「安倍政権周辺であれば何をやってもいいんだよ。異論を唱える方がおかしいんじゃないの?」・・・最強官庁と官邸がそう言い放っているような光景だった。
女性記者へのセクハラ問題で、性懲りもなく2次被害を出し続ける財務省に、きょう超党派の野党議員が乗り込んだ。福田淳一事務次官の謝罪と麻生大臣の辞任などを求める抗議文を手渡すためだ。

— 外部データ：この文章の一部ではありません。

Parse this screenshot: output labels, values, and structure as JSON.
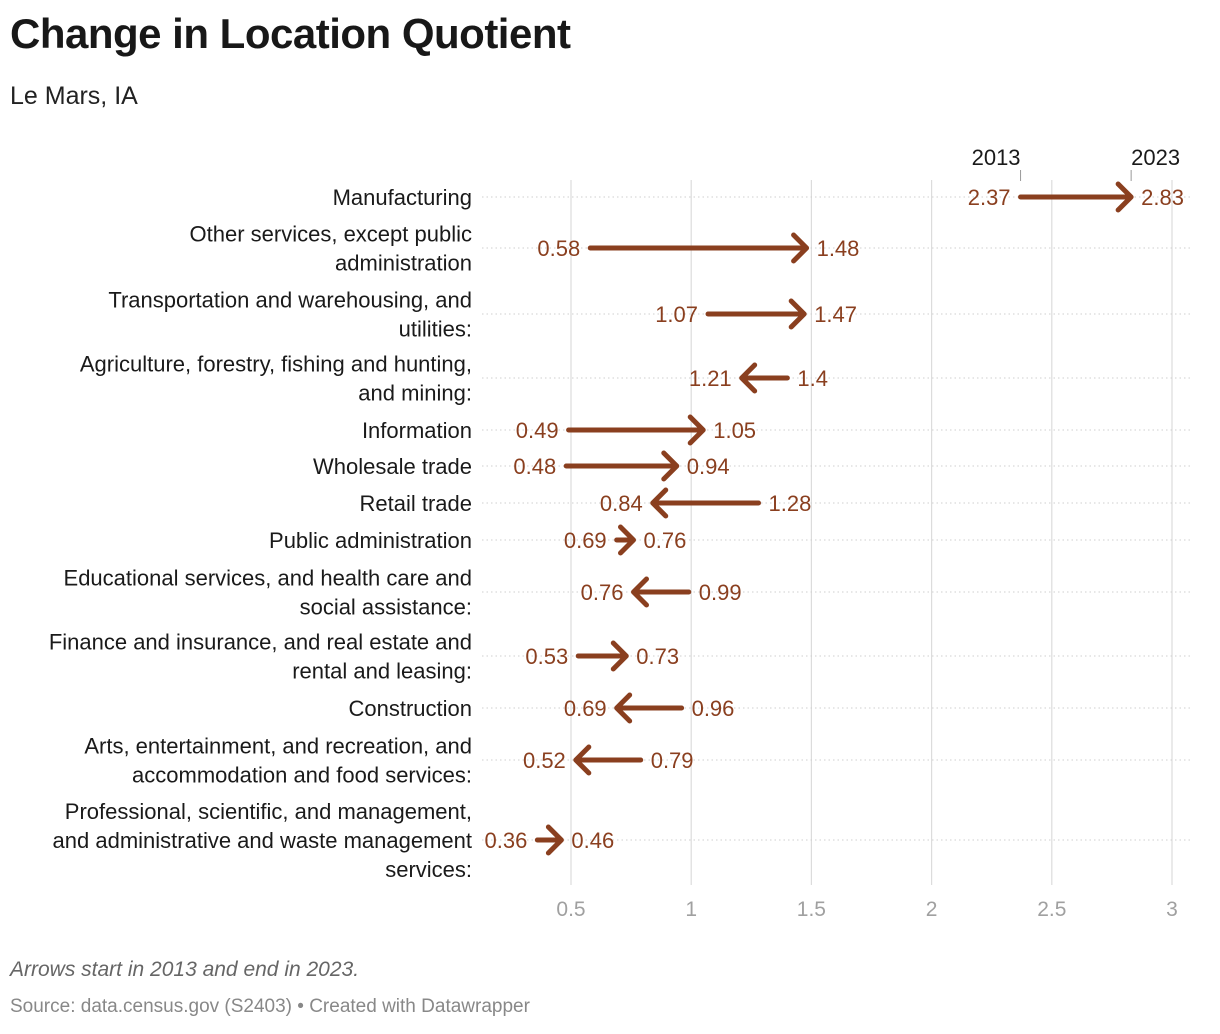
{
  "title": "Change in Location Quotient",
  "subtitle": "Le Mars, IA",
  "note": "Arrows start in 2013 and end in 2023.",
  "source": "Source: data.census.gov (S2403) • Created with Datawrapper",
  "colors": {
    "arrow": "#8a3f1f",
    "label": "#8a3f1f",
    "grid": "#dcdcdc",
    "tick": "#a0a0a0"
  },
  "chart_data": {
    "type": "arrow",
    "title": "Change in Location Quotient",
    "subtitle": "Le Mars, IA",
    "start_label": "2013",
    "end_label": "2023",
    "xlim": [
      0.36,
      3.0
    ],
    "xticks": [
      0.5,
      1,
      1.5,
      2,
      2.5,
      3
    ],
    "xtick_labels": [
      "0.5",
      "1",
      "1.5",
      "2",
      "2.5",
      "3"
    ],
    "categories": [
      {
        "label": [
          "Manufacturing"
        ],
        "start": 2.37,
        "end": 2.83,
        "start_label": "2.37",
        "end_label": "2.83"
      },
      {
        "label": [
          "Other services, except public",
          "administration"
        ],
        "start": 0.58,
        "end": 1.48,
        "start_label": "0.58",
        "end_label": "1.48"
      },
      {
        "label": [
          "Transportation and warehousing, and",
          "utilities:"
        ],
        "start": 1.07,
        "end": 1.47,
        "start_label": "1.07",
        "end_label": "1.47"
      },
      {
        "label": [
          "Agriculture, forestry, fishing and hunting,",
          "and mining:"
        ],
        "start": 1.4,
        "end": 1.21,
        "start_label": "1.4",
        "end_label": "1.21"
      },
      {
        "label": [
          "Information"
        ],
        "start": 0.49,
        "end": 1.05,
        "start_label": "0.49",
        "end_label": "1.05"
      },
      {
        "label": [
          "Wholesale trade"
        ],
        "start": 0.48,
        "end": 0.94,
        "start_label": "0.48",
        "end_label": "0.94"
      },
      {
        "label": [
          "Retail trade"
        ],
        "start": 1.28,
        "end": 0.84,
        "start_label": "1.28",
        "end_label": "0.84"
      },
      {
        "label": [
          "Public administration"
        ],
        "start": 0.69,
        "end": 0.76,
        "start_label": "0.69",
        "end_label": "0.76"
      },
      {
        "label": [
          "Educational services, and health care and",
          "social assistance:"
        ],
        "start": 0.99,
        "end": 0.76,
        "start_label": "0.99",
        "end_label": "0.76"
      },
      {
        "label": [
          "Finance and insurance, and real estate and",
          "rental and leasing:"
        ],
        "start": 0.53,
        "end": 0.73,
        "start_label": "0.53",
        "end_label": "0.73"
      },
      {
        "label": [
          "Construction"
        ],
        "start": 0.96,
        "end": 0.69,
        "start_label": "0.96",
        "end_label": "0.69"
      },
      {
        "label": [
          "Arts, entertainment, and recreation, and",
          "accommodation and food services:"
        ],
        "start": 0.79,
        "end": 0.52,
        "start_label": "0.79",
        "end_label": "0.52"
      },
      {
        "label": [
          "Professional, scientific, and management,",
          "and administrative and waste management",
          "services:"
        ],
        "start": 0.36,
        "end": 0.46,
        "start_label": "0.36",
        "end_label": "0.46"
      }
    ]
  }
}
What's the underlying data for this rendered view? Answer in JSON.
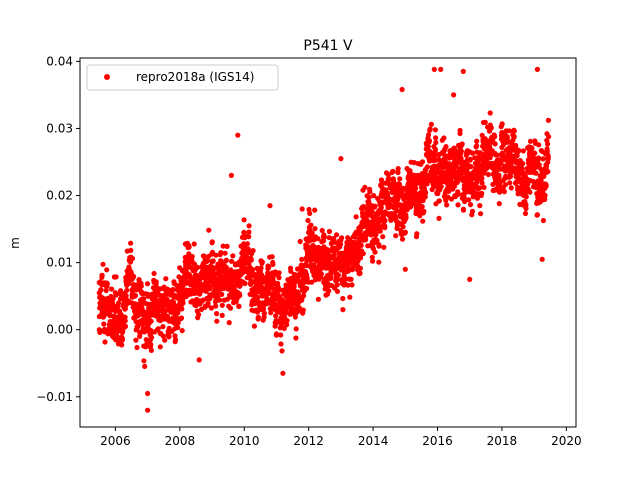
{
  "chart_data": {
    "type": "scatter",
    "title": "P541 V",
    "xlabel": "",
    "ylabel": "m",
    "xlim": [
      2004.9,
      2020.3
    ],
    "ylim": [
      -0.0145,
      0.0405
    ],
    "xticks": [
      2006,
      2008,
      2010,
      2012,
      2014,
      2016,
      2018,
      2020
    ],
    "xtick_labels": [
      "2006",
      "2008",
      "2010",
      "2012",
      "2014",
      "2016",
      "2018",
      "2020"
    ],
    "yticks": [
      -0.01,
      0.0,
      0.01,
      0.02,
      0.03,
      0.04
    ],
    "ytick_labels": [
      "−0.01",
      "0.00",
      "0.01",
      "0.02",
      "0.03",
      "0.04"
    ],
    "grid": false,
    "legend_position": "upper-left",
    "series": [
      {
        "name": "repro2018a (IGS14)",
        "color": "#ff0000",
        "marker": "circle",
        "x_range": [
          2005.5,
          2019.45
        ],
        "trend_x": [
          2005.5,
          2006.0,
          2007.0,
          2008.0,
          2009.0,
          2010.0,
          2011.0,
          2012.0,
          2013.0,
          2014.0,
          2015.0,
          2016.0,
          2017.0,
          2018.0,
          2019.0,
          2019.45
        ],
        "trend_y": [
          0.003,
          0.002,
          0.003,
          0.005,
          0.008,
          0.009,
          0.006,
          0.008,
          0.011,
          0.016,
          0.021,
          0.024,
          0.025,
          0.024,
          0.025,
          0.025
        ],
        "notable_points": [
          {
            "x": 2009.8,
            "y": 0.029
          },
          {
            "x": 2009.6,
            "y": 0.023
          },
          {
            "x": 2007.0,
            "y": -0.012
          },
          {
            "x": 2007.0,
            "y": -0.0095
          },
          {
            "x": 2011.2,
            "y": -0.0065
          },
          {
            "x": 2008.6,
            "y": -0.0045
          },
          {
            "x": 2015.9,
            "y": 0.0388
          },
          {
            "x": 2016.1,
            "y": 0.0388
          },
          {
            "x": 2016.8,
            "y": 0.0385
          },
          {
            "x": 2019.1,
            "y": 0.0388
          },
          {
            "x": 2016.5,
            "y": 0.035
          },
          {
            "x": 2014.9,
            "y": 0.0358
          },
          {
            "x": 2015.0,
            "y": 0.009
          },
          {
            "x": 2017.0,
            "y": 0.0075
          },
          {
            "x": 2019.25,
            "y": 0.0105
          },
          {
            "x": 2013.0,
            "y": 0.0255
          },
          {
            "x": 2011.8,
            "y": 0.018
          },
          {
            "x": 2010.8,
            "y": 0.0185
          },
          {
            "x": 2005.5,
            "y": 0.0055
          },
          {
            "x": 2005.5,
            "y": 0.0
          }
        ]
      }
    ]
  }
}
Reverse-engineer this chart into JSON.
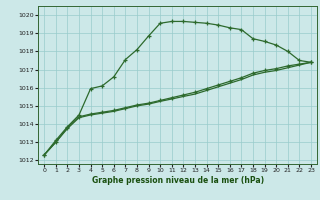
{
  "title": "Graphe pression niveau de la mer (hPa)",
  "bg_color": "#cce8e8",
  "grid_color": "#99cccc",
  "line_color": "#2d6a2d",
  "xlim": [
    -0.5,
    23.5
  ],
  "ylim": [
    1011.8,
    1020.5
  ],
  "yticks": [
    1012,
    1013,
    1014,
    1015,
    1016,
    1017,
    1018,
    1019,
    1020
  ],
  "xticks": [
    0,
    1,
    2,
    3,
    4,
    5,
    6,
    7,
    8,
    9,
    10,
    11,
    12,
    13,
    14,
    15,
    16,
    17,
    18,
    19,
    20,
    21,
    22,
    23
  ],
  "series1_x": [
    0,
    1,
    2,
    3,
    4,
    5,
    6,
    7,
    8,
    9,
    10,
    11,
    12,
    13,
    14,
    15,
    16,
    17,
    18,
    19,
    20,
    21,
    22,
    23
  ],
  "series1_y": [
    1012.3,
    1013.1,
    1013.85,
    1014.5,
    1015.95,
    1016.1,
    1016.6,
    1017.55,
    1018.1,
    1018.85,
    1019.55,
    1019.65,
    1019.65,
    1019.6,
    1019.55,
    1019.45,
    1019.3,
    1019.2,
    1018.7,
    1018.55,
    1018.35,
    1018.0,
    1017.5,
    1017.4
  ],
  "series2_x": [
    0,
    1,
    2,
    3,
    4,
    5,
    6,
    7,
    8,
    9,
    10,
    11,
    12,
    13,
    14,
    15,
    16,
    17,
    18,
    19,
    20,
    21,
    22,
    23
  ],
  "series2_y": [
    1012.3,
    1013.0,
    1013.8,
    1014.4,
    1014.55,
    1014.65,
    1014.75,
    1014.9,
    1015.05,
    1015.15,
    1015.3,
    1015.45,
    1015.6,
    1015.75,
    1015.95,
    1016.15,
    1016.35,
    1016.55,
    1016.8,
    1016.95,
    1017.05,
    1017.2,
    1017.3,
    1017.4
  ],
  "series3_x": [
    0,
    1,
    2,
    3,
    4,
    5,
    6,
    7,
    8,
    9,
    10,
    11,
    12,
    13,
    14,
    15,
    16,
    17,
    18,
    19,
    20,
    21,
    22,
    23
  ],
  "series3_y": [
    1012.3,
    1013.0,
    1013.75,
    1014.35,
    1014.5,
    1014.6,
    1014.7,
    1014.85,
    1015.0,
    1015.1,
    1015.25,
    1015.38,
    1015.52,
    1015.65,
    1015.85,
    1016.05,
    1016.25,
    1016.45,
    1016.7,
    1016.85,
    1016.95,
    1017.1,
    1017.25,
    1017.4
  ]
}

女性議員たちは黒服を身にまとい、『#Me Too』のプラカードを手に持った。野党議員は事実上の事務方トップとなった矢野康治官房長との面会を求めた。ちなみに矢野官房長は安倍首相のお膝元である下関の出身だ。
「(女性記者は)名乗り出るのがそんなに苦痛か?」矢野官房長は国会(18日衆院財務金融委員会)でヌケヌケと答弁した御仁だ。
20人近い野党議員たちが通されたのは地方課の応接室だった。地方課は陳情に対応する部署だ。「我々は陳情(団)か。矢野官房長に会いたい」。野党議員たちは憤った。
財務省は大臣官房総合政策課の木村公一・課長補佐が対応した。仕立てのいいスーツと汚れのない顔。何より30代で課長補佐という肩書がバリバリのキャリア官僚であることを証明していた。
「ここでご要望を聞くことになっております」。木村課長補佐は野党議員たちを睥睨(へいげい)しながら告げた。
引き下がるわけにいかない野党議員たちは、官房長の部屋を目指した。だが衛視たちが人間バリケードを張りブロックした。官房長室に続く堅牢な扉は固く閉ざされているのに衛視たちは立ちはだかった。
「国会議員が国政調査権に基づいて訪ねて来たのに、通さないとはどういうことですか?」。女性議員が詰め寄ったが、衛視たちは全く反応を示さなかった。
「官房長に会わせろ」「不在です」・・・財務省と野党議員の押し問答は約30分間にわたって続いた。
財務省と官邸の魂胆はこうだ ― 24日(火曜)の閣議で福田次官の辞任が閣議決定される。福田次官が役所を辞職し一般人になってしまえば、セクハラの責任を問われることはない。不祥事は「なかったこと」になるのである。いかにも安倍政権らしい やり口 だ。
きょうは週末の金曜日。残るは月曜日(23日)一日だけだ。「このまま逃げ切らせたら日本は終わる」。牧山ひろえ議員(民進)が悲愴な表情で語った。